Podeos decir que a un pueblo ignorante y hundido hasta el cuello en la violencia, que le inventaron para mejor dominarlo, y a las dirigencias que lo metieron en eso les pasó lo que se dice en la primera línea de La Vorágine que le pasó a Arturo Cova: “jugué mi corazón al azar y se lo ganó la violencia”. ¡Y de qué manera!, los grupos privados armados de la secular guerra contra los campesinos han terminado convirtiéndose en ejército paramilitar, en otra empresa de guerra, con sus propias leyes o falta de leyes, con sus trabajadores armados asalariados, sembrando la destrucción, la orfandad, la miseria, el desplazamiento de la población campesina, sin remordimientos, sin culpa, conservando sus buenos sentimientos familiares.
Estos son los acontecimientos que los procesos actuales de recuperación de la violencia por el poder político autoritario quieren sumergir en el olvido con el pretexto del perdón para la paz y que el libro que comentamos nos pide reelaborar, o, para decirlo en términos freudianos, perelaborar, vale decir trabajar desde todas las tópicas y dinámicas que pone en juego la mente.
Quiero para terminar parafrasear el comienzo del prefacio escrito por Serge Halimi al libro Ah Dieu!
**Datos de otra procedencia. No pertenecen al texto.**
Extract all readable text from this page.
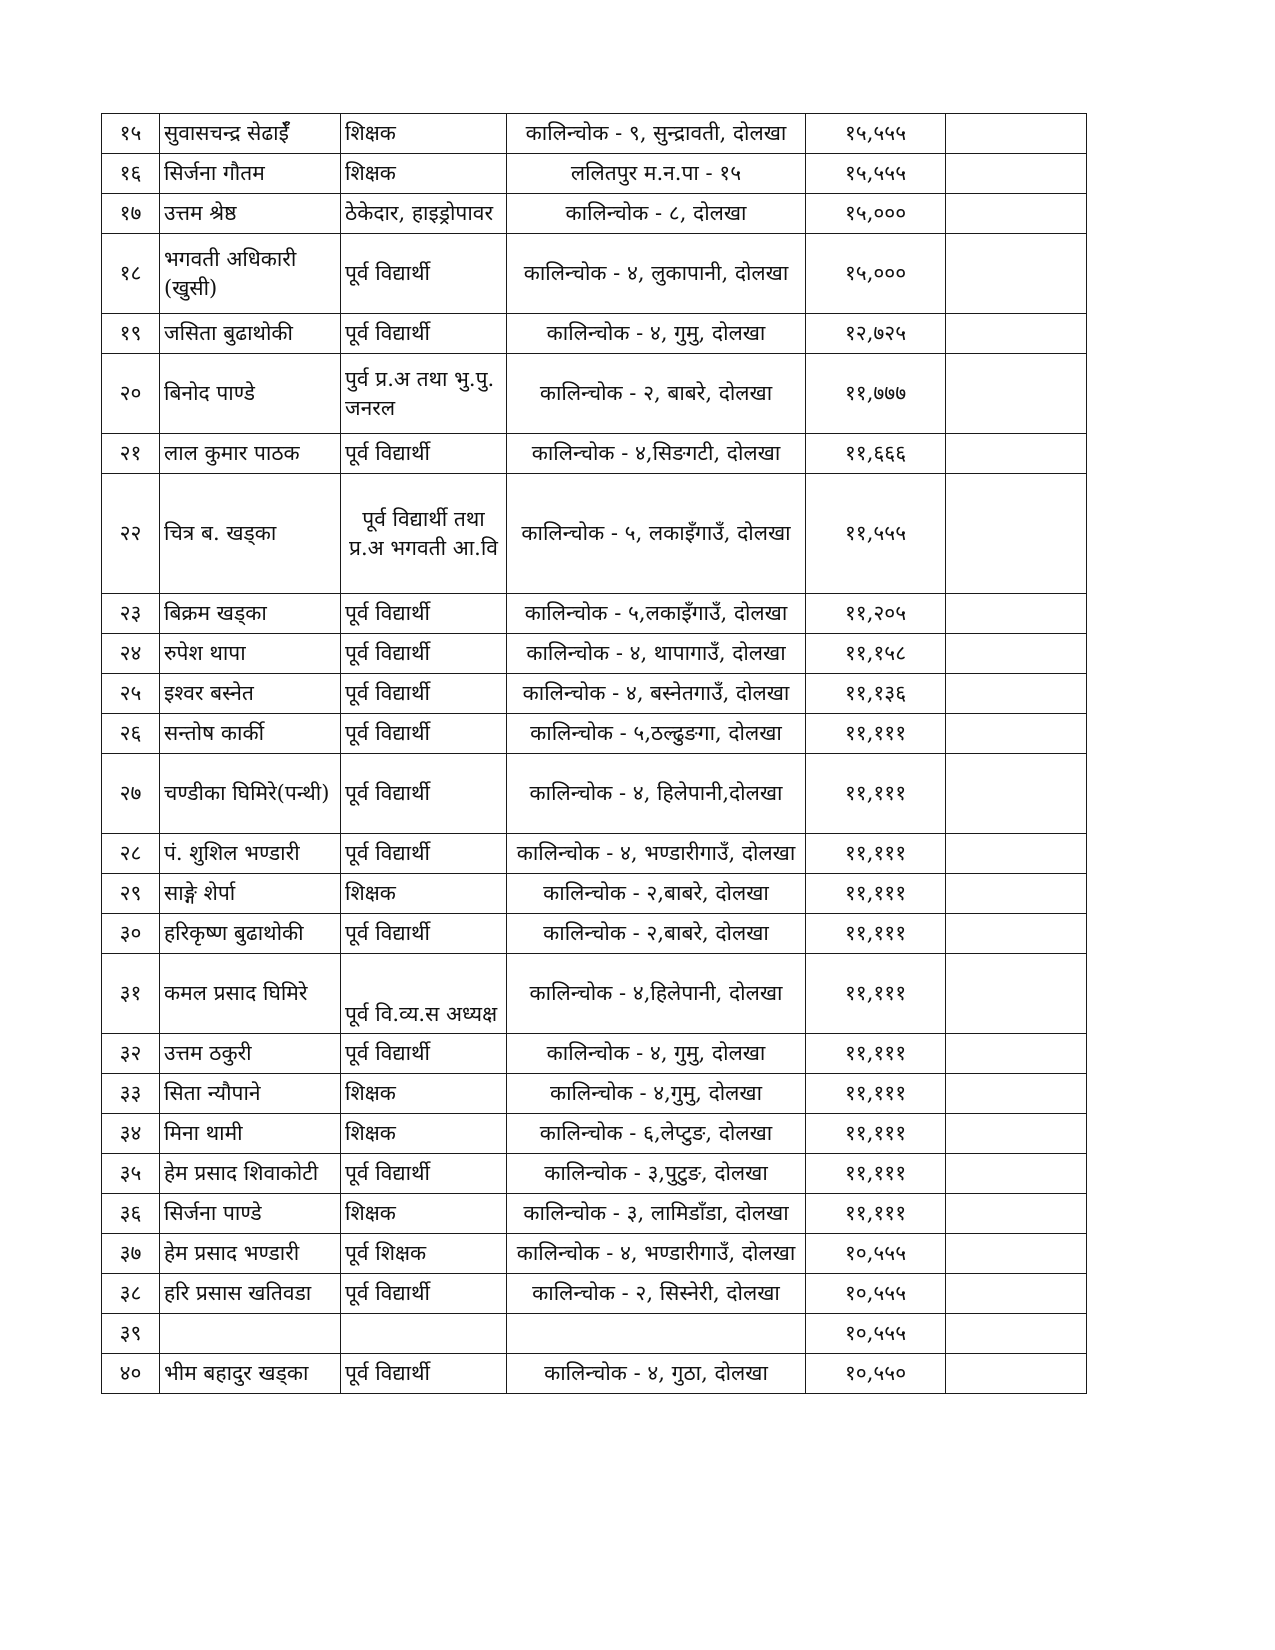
१५	सुवासचन्द्र सेढाईँ	शिक्षक	कालिन्चोक - ९, सुन्द्रावती, दोलखा	१५,५५५	
१६	सिर्जना गौतम	शिक्षक	ललितपुर म.न.पा - १५	१५,५५५	
१७	उत्तम श्रेष्ठ	ठेकेदार, हाइड्रोपावर	कालिन्चोक - ८, दोलखा	१५,०००	
१८	भगवती अधिकारी (खुसी)	पूर्व विद्यार्थी	कालिन्चोक - ४, लुकापानी, दोलखा	१५,०००	
१९	जसिता बुढाथोकी	पूर्व विद्यार्थी	कालिन्चोक - ४, गुमु, दोलखा	१२,७२५	
२०	बिनोद पाण्डे	पुर्व प्र.अ तथा भु.पु. जनरल	कालिन्चोक - २, बाबरे, दोलखा	११,७७७	
२१	लाल कुमार पाठक	पूर्व विद्यार्थी	कालिन्चोक - ४,सिङगटी, दोलखा	११,६६६	
२२	चित्र ब. खड्का	पूर्व विद्यार्थी तथा प्र.अ भगवती आ.वि	कालिन्चोक - ५, लकाइँगाउँ, दोलखा	११,५५५	
२३	बिक्रम खड्का	पूर्व विद्यार्थी	कालिन्चोक - ५,लकाइँगाउँ, दोलखा	११,२०५	
२४	रुपेश थापा	पूर्व विद्यार्थी	कालिन्चोक - ४, थापागाउँ, दोलखा	११,१५८	
२५	इश्वर बस्नेत	पूर्व विद्यार्थी	कालिन्चोक - ४, बस्नेतगाउँ, दोलखा	११,१३६	
२६	सन्तोष कार्की	पूर्व विद्यार्थी	कालिन्चोक - ५,ठल्ढुङगा, दोलखा	११,१११	
२७	चण्डीका घिमिरे(पन्थी)	पूर्व विद्यार्थी	कालिन्चोक - ४, हिलेपानी,दोलखा	११,१११	
२८	पं. शुशिल भण्डारी	पूर्व विद्यार्थी	कालिन्चोक - ४, भण्डारीगाउँ, दोलखा	११,१११	
२९	साङ्गे शेर्पा	शिक्षक	कालिन्चोक - २,बाबरे, दोलखा	११,१११	
३०	हरिकृष्ण बुढाथोकी	पूर्व विद्यार्थी	कालिन्चोक - २,बाबरे, दोलखा	११,१११	
३१	कमल प्रसाद घिमिरे	पूर्व वि.व्य.स अध्यक्ष	कालिन्चोक - ४,हिलेपानी, दोलखा	११,१११	
३२	उत्तम ठकुरी	पूर्व विद्यार्थी	कालिन्चोक - ४, गुमु, दोलखा	११,१११	
३३	सिता न्यौपाने	शिक्षक	कालिन्चोक - ४,गुमु, दोलखा	११,१११	
३४	मिना थामी	शिक्षक	कालिन्चोक - ६,लेप्टुङ, दोलखा	११,१११	
३५	हेम प्रसाद शिवाकोटी	पूर्व विद्यार्थी	कालिन्चोक - ३,पुटुङ, दोलखा	११,१११	
३६	सिर्जना पाण्डे	शिक्षक	कालिन्चोक - ३, लामिडाँडा, दोलखा	११,१११	
३७	हेम प्रसाद भण्डारी	पूर्व शिक्षक	कालिन्चोक - ४, भण्डारीगाउँ, दोलखा	१०,५५५	
३८	हरि प्रसास खतिवडा	पूर्व विद्यार्थी	कालिन्चोक - २, सिस्नेरी, दोलखा	१०,५५५	
३९				१०,५५५	
४०	भीम बहादुर खड्का	पूर्व विद्यार्थी	कालिन्चोक - ४, गुठा, दोलखा	१०,५५०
Que la guerre économique est jolie! De Philippe Labarde y Bernard Maris(Albin Michel Paris 1998): Seguimos en la guerra. El lenguaje ha cambiado, la connivencia y el abatimiento han reemplazado a veces el enfrentamiento y la cólera. Pero sigue siendo la guerra. Los sedicentes combatientes continúan sus desmovilizaciones, han abandonado sus uniformes. Pero sigue la guerra. Económica, política, ideológica, cultural, afectiva: Se le ha encontrado nuevos nombres: desmovilización, reinserción, están en todos los labios, Eduardo Botero y Bibiana Sierra nos piden con su trabajo que no lo olvidemos.